Auf einem Streifen von zehn Metern dürfen keine Mittel eingesetzt
werden. Wenn der Streifen ganzjährig begrünt ist, beträgt der
einzuhaltende Mindestabstand fünf Meter. Die Länder können aber von
diesen Vorgaben abweichen.
Glyphosatverbot greift 2024
Der Einsatz von Glyphosat wird laut Verordnung ab dem 1.
Januar 2024 grundsätzlich verboten. Bis dahin bleibt die Anwendung in
der Landwirtschaft in Ausnahmen möglich, etwa auf besonders
erosionsgefährdeten Böden oder gegen Unkräuter, die nicht mechanisch
bekämpft werden können.
DBV-Präsident Joachim Rukwied warnte anlässlich der Verabschiedung in
Bundestag und Bundesrat erneut vor pauschalen Pflanzenschutzverboten.

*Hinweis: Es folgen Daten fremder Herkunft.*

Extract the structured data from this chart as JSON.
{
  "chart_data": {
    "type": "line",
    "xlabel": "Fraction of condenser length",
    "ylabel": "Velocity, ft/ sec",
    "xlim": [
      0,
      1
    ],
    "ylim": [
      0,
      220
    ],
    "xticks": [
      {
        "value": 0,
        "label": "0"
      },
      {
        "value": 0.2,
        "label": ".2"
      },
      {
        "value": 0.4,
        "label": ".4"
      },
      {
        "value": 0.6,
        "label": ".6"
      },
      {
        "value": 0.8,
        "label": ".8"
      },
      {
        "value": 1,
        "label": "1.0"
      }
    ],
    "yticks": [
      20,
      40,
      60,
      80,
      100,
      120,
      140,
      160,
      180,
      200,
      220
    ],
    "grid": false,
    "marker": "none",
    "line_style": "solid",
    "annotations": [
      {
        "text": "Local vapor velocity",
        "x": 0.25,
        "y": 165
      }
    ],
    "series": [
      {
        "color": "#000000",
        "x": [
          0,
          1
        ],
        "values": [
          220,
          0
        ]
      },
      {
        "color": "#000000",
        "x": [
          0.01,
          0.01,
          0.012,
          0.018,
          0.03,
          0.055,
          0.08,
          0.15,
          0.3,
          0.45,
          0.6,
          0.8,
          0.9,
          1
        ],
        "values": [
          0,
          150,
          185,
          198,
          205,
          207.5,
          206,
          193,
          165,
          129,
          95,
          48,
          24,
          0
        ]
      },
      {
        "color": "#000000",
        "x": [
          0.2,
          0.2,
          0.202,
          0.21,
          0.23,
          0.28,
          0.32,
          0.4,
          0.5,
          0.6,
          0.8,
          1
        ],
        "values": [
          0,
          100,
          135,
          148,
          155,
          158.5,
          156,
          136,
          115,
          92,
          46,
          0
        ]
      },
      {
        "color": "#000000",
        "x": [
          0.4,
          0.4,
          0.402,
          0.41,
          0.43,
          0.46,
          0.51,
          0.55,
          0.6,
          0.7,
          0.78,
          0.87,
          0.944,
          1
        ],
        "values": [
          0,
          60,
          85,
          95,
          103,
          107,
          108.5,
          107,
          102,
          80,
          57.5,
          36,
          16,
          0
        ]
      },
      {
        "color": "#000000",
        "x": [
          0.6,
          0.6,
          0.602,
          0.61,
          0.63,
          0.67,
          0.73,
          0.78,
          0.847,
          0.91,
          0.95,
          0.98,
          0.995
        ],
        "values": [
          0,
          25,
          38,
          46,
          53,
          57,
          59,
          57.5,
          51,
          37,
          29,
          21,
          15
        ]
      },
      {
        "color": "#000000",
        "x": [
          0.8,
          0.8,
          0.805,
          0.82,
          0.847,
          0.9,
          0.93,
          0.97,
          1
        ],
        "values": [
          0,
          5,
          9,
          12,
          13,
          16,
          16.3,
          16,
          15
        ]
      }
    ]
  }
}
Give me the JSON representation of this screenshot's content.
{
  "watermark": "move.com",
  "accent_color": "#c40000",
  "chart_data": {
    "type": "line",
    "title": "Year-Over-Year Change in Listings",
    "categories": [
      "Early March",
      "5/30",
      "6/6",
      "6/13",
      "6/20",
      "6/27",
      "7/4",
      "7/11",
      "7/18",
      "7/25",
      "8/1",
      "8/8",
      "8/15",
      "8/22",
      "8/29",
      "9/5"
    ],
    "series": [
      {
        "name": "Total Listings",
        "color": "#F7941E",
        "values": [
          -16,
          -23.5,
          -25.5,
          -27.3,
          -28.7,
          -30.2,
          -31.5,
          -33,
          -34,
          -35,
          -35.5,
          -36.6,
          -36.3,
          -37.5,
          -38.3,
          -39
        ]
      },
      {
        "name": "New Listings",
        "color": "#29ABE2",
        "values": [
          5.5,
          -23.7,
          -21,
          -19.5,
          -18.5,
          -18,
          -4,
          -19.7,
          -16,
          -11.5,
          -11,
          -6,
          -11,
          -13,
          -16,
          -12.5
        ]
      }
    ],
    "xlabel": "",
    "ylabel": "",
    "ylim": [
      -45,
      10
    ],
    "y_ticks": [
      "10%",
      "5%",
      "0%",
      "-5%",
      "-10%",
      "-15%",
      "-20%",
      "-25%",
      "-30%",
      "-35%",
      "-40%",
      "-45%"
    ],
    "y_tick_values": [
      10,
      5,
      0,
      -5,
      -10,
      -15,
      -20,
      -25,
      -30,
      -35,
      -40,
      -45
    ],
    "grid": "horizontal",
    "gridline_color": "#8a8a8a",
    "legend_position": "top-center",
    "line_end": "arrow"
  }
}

Das Aktionsprogramm Insektenschutz der Bundesregierung sei von Beginn an
falsch ausgerichtet gewesen, da wesentliche Gefährdungsursachen für
Insekten ausgeklammert worden seien und man hauptsächlich auf Auflagen
und Ordnungsrecht sowie einseitig auf Verbote von Pflanzenschutzmitteln
gesetzt habe. Damit werde Landwirtschaft in Schutzgebieten infrage
gestellt. „Dies ist ein massiver Vertrauensverlust und eine schwere
Hypothek für den kooperativen Naturschutz”, kritisierte Rukwied.
Rukwied will kooperative Vereinbarungen
Nunmehr sieht der DBV-Präsident
die Bundesländer am Zuge. Sie müssten einerseits gemeinsam mit der
Landwirtschaft kooperative Vereinbarungen zum Insektenschutz in
Schutzgebieten treffen, um den betroffenen Betrieben eine Perspektive
für ihre Produktion von heimischen Nahrungs- und Futtermitteln zu
erhalten. Andererseits seien die Länder gefordert, den finanziellen
Erschwernisausgleich in allen nationalen und europäischen Schutzgebieten
vorzusehen, wenn zum Schutz von Insekten die Bewirtschaftung eingeschränkt werde.
Der Vorsitzende der Familienbetriebe Land und Forst, Max von
Elverfeldt, räumte ein, dass zuletzt noch wichtige Verbesserungen beim
Insektenschutzpaket erreicht worden seien. Im Ergebnis bleibe aber eine
grundsätzliche Schieflage, nämlich zu viele pauschale Vorgaben und
Verbote und zu wenig Raum für lokale, standortbezogene Lösungen,
beklagte von Elverfeldt.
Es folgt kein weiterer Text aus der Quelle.